Enter the IP address or URL for your server
Pick the type of authentication that the set-up requires
The username and password are the same credentials set-up for each user on the database
The credentials the database uses means that any access set-up for the analyst who normally uses the database, will be available for them within Tableau. The same is true also for tables and views that the user doesn't have access to, they won't have access in Tableau.
After clicking 'Sign in', the user is taken through to the normal working screen within Prep but with a different left hand connection pane than when working with Files.
In a weird quirk of terminology and logic, the user is presented with a list of databases found at the address entered earlier. After selecting the database required, the user is presented with a list of tables to select where the data resides.

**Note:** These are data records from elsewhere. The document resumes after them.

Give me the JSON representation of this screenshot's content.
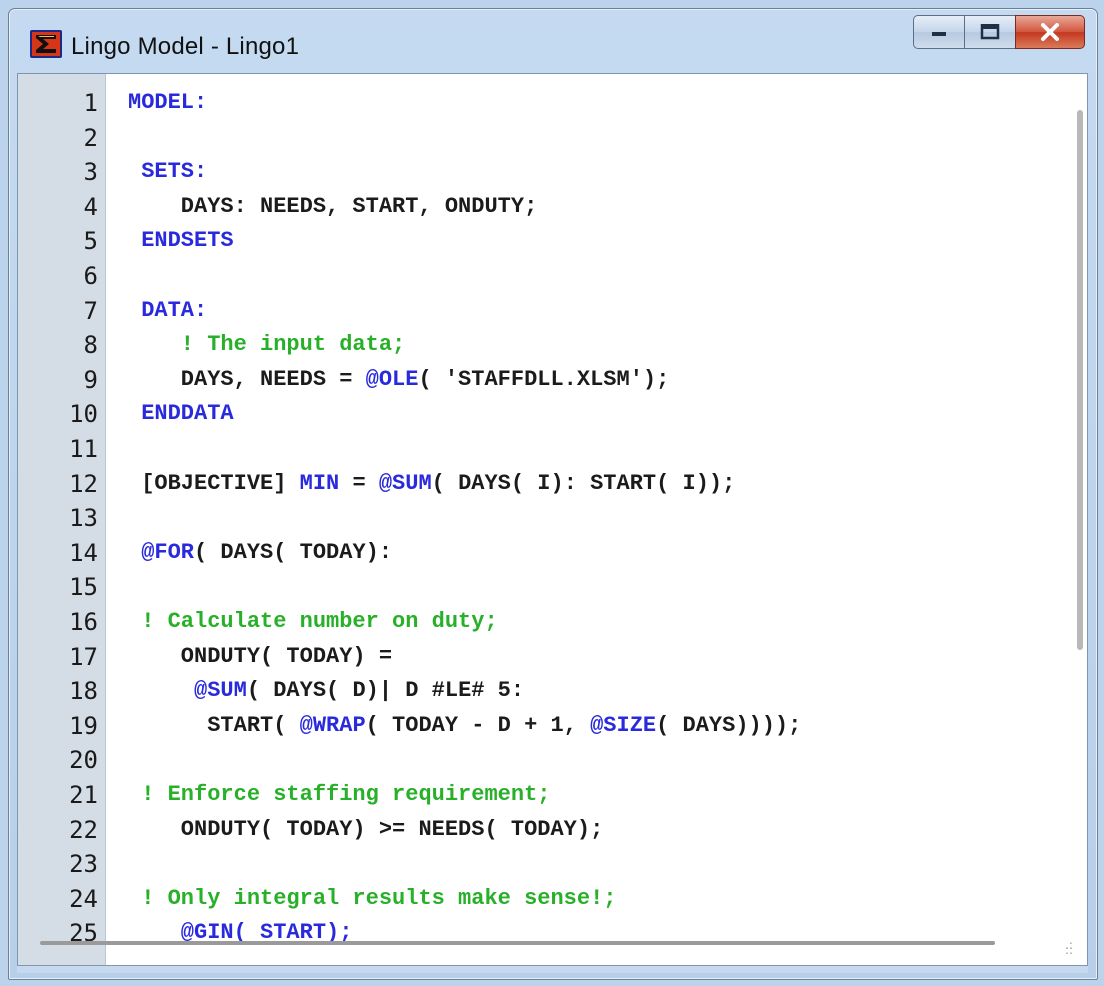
{
  "window": {
    "title": "Lingo Model - Lingo1",
    "icon": "lingo-sigma-icon",
    "buttons": {
      "minimize": "minimize-icon",
      "maximize": "maximize-icon",
      "close": "close-icon"
    }
  },
  "editor": {
    "colors": {
      "keyword": "#2a2add",
      "comment": "#28b028",
      "text": "#1b1b1b",
      "gutter": "#d4dce6"
    },
    "line_numbers": [
      "1",
      "2",
      "3",
      "4",
      "5",
      "6",
      "7",
      "8",
      "9",
      "10",
      "11",
      "12",
      "13",
      "14",
      "15",
      "16",
      "17",
      "18",
      "19",
      "20",
      "21",
      "22",
      "23",
      "24",
      "25"
    ],
    "lines": [
      [
        {
          "t": "MODEL:",
          "c": "kw"
        }
      ],
      [],
      [
        {
          "t": " SETS:",
          "c": "kw"
        }
      ],
      [
        {
          "t": "    DAYS: NEEDS, START, ONDUTY;",
          "c": "tx"
        }
      ],
      [
        {
          "t": " ENDSETS",
          "c": "kw"
        }
      ],
      [],
      [
        {
          "t": " DATA:",
          "c": "kw"
        }
      ],
      [
        {
          "t": "    ! The input data;",
          "c": "cm"
        }
      ],
      [
        {
          "t": "    DAYS, NEEDS = ",
          "c": "tx"
        },
        {
          "t": "@OLE",
          "c": "kw"
        },
        {
          "t": "( 'STAFFDLL.XLSM');",
          "c": "tx"
        }
      ],
      [
        {
          "t": " ENDDATA",
          "c": "kw"
        }
      ],
      [],
      [
        {
          "t": " [OBJECTIVE] ",
          "c": "tx"
        },
        {
          "t": "MIN",
          "c": "kw"
        },
        {
          "t": " = ",
          "c": "tx"
        },
        {
          "t": "@SUM",
          "c": "kw"
        },
        {
          "t": "( DAYS( I): START( I));",
          "c": "tx"
        }
      ],
      [],
      [
        {
          "t": " @FOR",
          "c": "kw"
        },
        {
          "t": "( DAYS( TODAY):",
          "c": "tx"
        }
      ],
      [],
      [
        {
          "t": " ! Calculate number on duty;",
          "c": "cm"
        }
      ],
      [
        {
          "t": "    ONDUTY( TODAY) =",
          "c": "tx"
        }
      ],
      [
        {
          "t": "     @SUM",
          "c": "kw"
        },
        {
          "t": "( DAYS( D)| D #LE# 5:",
          "c": "tx"
        }
      ],
      [
        {
          "t": "      START( ",
          "c": "tx"
        },
        {
          "t": "@WRAP",
          "c": "kw"
        },
        {
          "t": "( TODAY - D + 1, ",
          "c": "tx"
        },
        {
          "t": "@SIZE",
          "c": "kw"
        },
        {
          "t": "( DAYS))));",
          "c": "tx"
        }
      ],
      [],
      [
        {
          "t": " ! Enforce staffing requirement;",
          "c": "cm"
        }
      ],
      [
        {
          "t": "    ONDUTY( TODAY) >= NEEDS( TODAY);",
          "c": "tx"
        }
      ],
      [],
      [
        {
          "t": " ! Only integral results make sense!;",
          "c": "cm"
        }
      ],
      [
        {
          "t": "    @GIN( START);",
          "c": "kw"
        }
      ]
    ]
  }
}
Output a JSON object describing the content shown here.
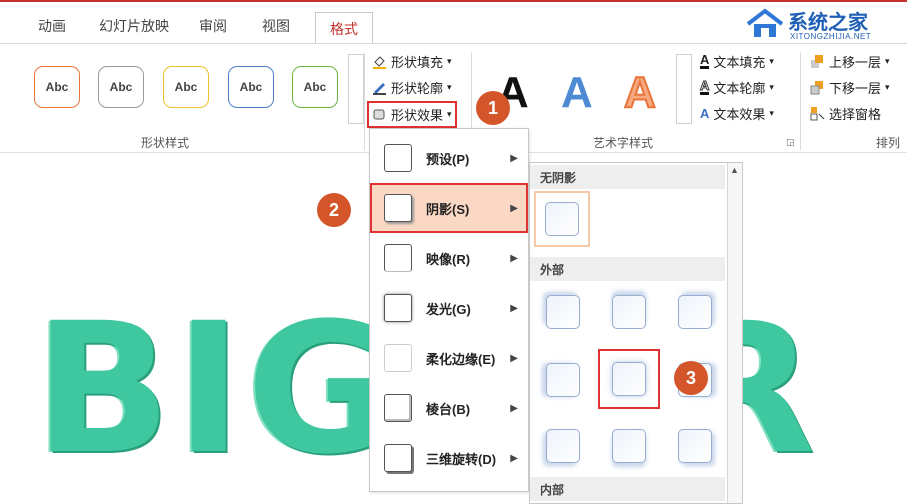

Danger!! What damage can you do?
Currently, very little. Tableau announced at their 2019 Global conference that Prep would gain the functionality to write back to a database. At the time of writing this (version 2020.1) this functionality has not been released.
The only damage that can be done is through making decisions based on incorrectly formed datasets. As Joins are much more common in databases, there is greater potential for poorly formed datasets. Prep has a great answer to this through - the Profile Pane. Seeing the data, having rogue values highlighted through data roles and gaps in the distribution of data values, the Profile Pane helps understand where Joins have formed incorrectly.
The benefits of working with a database far outweigh the downsides. Everyone has to learn how to get the most out of a database but using Prep is a great introduction to this. If you want to push this connection type further, look at the 'How to...' post on Custom SQL.
When should you avoid connecting to a database?
Databases are not the solution for everything that you will do within data preparation. Databases largely require structured, clean data. If you have files of data that contain useful information, it's worthwhile accessing these directly rather than wait to have them loaded into a database first. Obviously, the files can be added to the database if they become a data source for a productionalised report or analysis.
Gaining permissions to a database can become a blocker to quick, agile work. If the data only resides in a database on a table to what you don't have permission for, you have no choice but to wait. However, if you can source the information from source, faster than waiting for your permission to be granted to the official data source, then this might be worthwhile just getting started and switching to the official source once permission is granted.
Databases are heavily used in large organisations and can actually be slower to work with than extracts held on Tableau Server or elsewhere. If you find Prep begins to take a long time to process anything you do within the tool, work with your data team to understand if there are other options to host the data outside of the database.
Either way, once you gain experience connecting to databases and you know your tables inside and out, there is very little to stop you from creating strong analysis. Data held in databases will often require less cleaning than File Type data but setting up joins and applying filtering logic will create powerful resources. The time spent practising and learning how to use databases will reap a lot of rewards.